Warning added to message after writing:-
I am not sure if it is still possible to inject un-authenticated email into the internet now. Looking at the headers of a gmail to gmail message I recently received I observe many Authentication and signature fields with which I am not familiar.
Things seem to have changed over the last 10 years.
In the case of one particular mail we have:-
ARC-Seal:
ARC-Message-Signature:
ARC-Authentication-Results:
Authentication-Results:
DKIM-Signature:
Which appear to be associated with a cryptographic message authentication system.
I am still assuming that sender spoofing is possible and I try to take take appropriate care with all received emails.
Originally Posted by
wrmiles
I have been getting similar e-mails, but looking closely at the actual senders e-mail address, they are not coming from linkedin.

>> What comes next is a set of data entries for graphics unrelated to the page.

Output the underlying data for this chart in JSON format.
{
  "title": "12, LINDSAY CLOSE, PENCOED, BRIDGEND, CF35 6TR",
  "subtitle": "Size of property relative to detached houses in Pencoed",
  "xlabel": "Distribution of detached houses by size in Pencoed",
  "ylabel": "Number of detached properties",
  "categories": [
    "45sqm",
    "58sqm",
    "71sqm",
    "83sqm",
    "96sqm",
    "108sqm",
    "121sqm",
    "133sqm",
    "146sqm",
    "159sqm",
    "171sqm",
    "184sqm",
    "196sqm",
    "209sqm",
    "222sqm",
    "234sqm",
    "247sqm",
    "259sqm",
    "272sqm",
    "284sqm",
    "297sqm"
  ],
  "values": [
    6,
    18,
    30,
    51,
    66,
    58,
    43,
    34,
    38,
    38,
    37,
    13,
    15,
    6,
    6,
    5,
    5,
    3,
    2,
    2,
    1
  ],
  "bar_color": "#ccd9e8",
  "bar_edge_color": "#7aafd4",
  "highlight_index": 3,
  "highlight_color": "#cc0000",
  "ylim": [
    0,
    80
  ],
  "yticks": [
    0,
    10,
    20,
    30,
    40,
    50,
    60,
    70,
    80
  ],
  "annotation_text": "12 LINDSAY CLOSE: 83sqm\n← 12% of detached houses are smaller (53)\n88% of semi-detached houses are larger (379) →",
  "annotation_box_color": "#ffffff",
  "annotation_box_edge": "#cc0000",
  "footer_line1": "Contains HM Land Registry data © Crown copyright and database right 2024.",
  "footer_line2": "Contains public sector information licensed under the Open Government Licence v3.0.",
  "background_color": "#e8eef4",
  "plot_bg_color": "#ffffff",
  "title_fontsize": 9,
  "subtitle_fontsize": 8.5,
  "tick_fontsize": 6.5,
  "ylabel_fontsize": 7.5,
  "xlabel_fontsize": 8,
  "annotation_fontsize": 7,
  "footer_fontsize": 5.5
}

Please remember that "the actual senders e-mail address" is of course NOT the address of the actual sender.
The "From:" field in an email is exactly as secure as a "Return Address" on the back of an envelope. The sender can put anything at all they like in it.
You can't do this with gmail but if you have your own mail server you might be able to sort it out.
You can be pretty sure of an email's entry point into the White world if you trace back the hops as recorded in the header. Of course someone in the Black world can add arbitrary fake hops to the mail before sending it so you can only reliably trace back to the first "untrusted" server listed.
Any large email service provider will have for many years now been trying to filter rubbish but anyone can mount their own server and there are bound to be ways of getting stuff into the White world.
In the gmail web interface you can view the raw headers with "Show Original".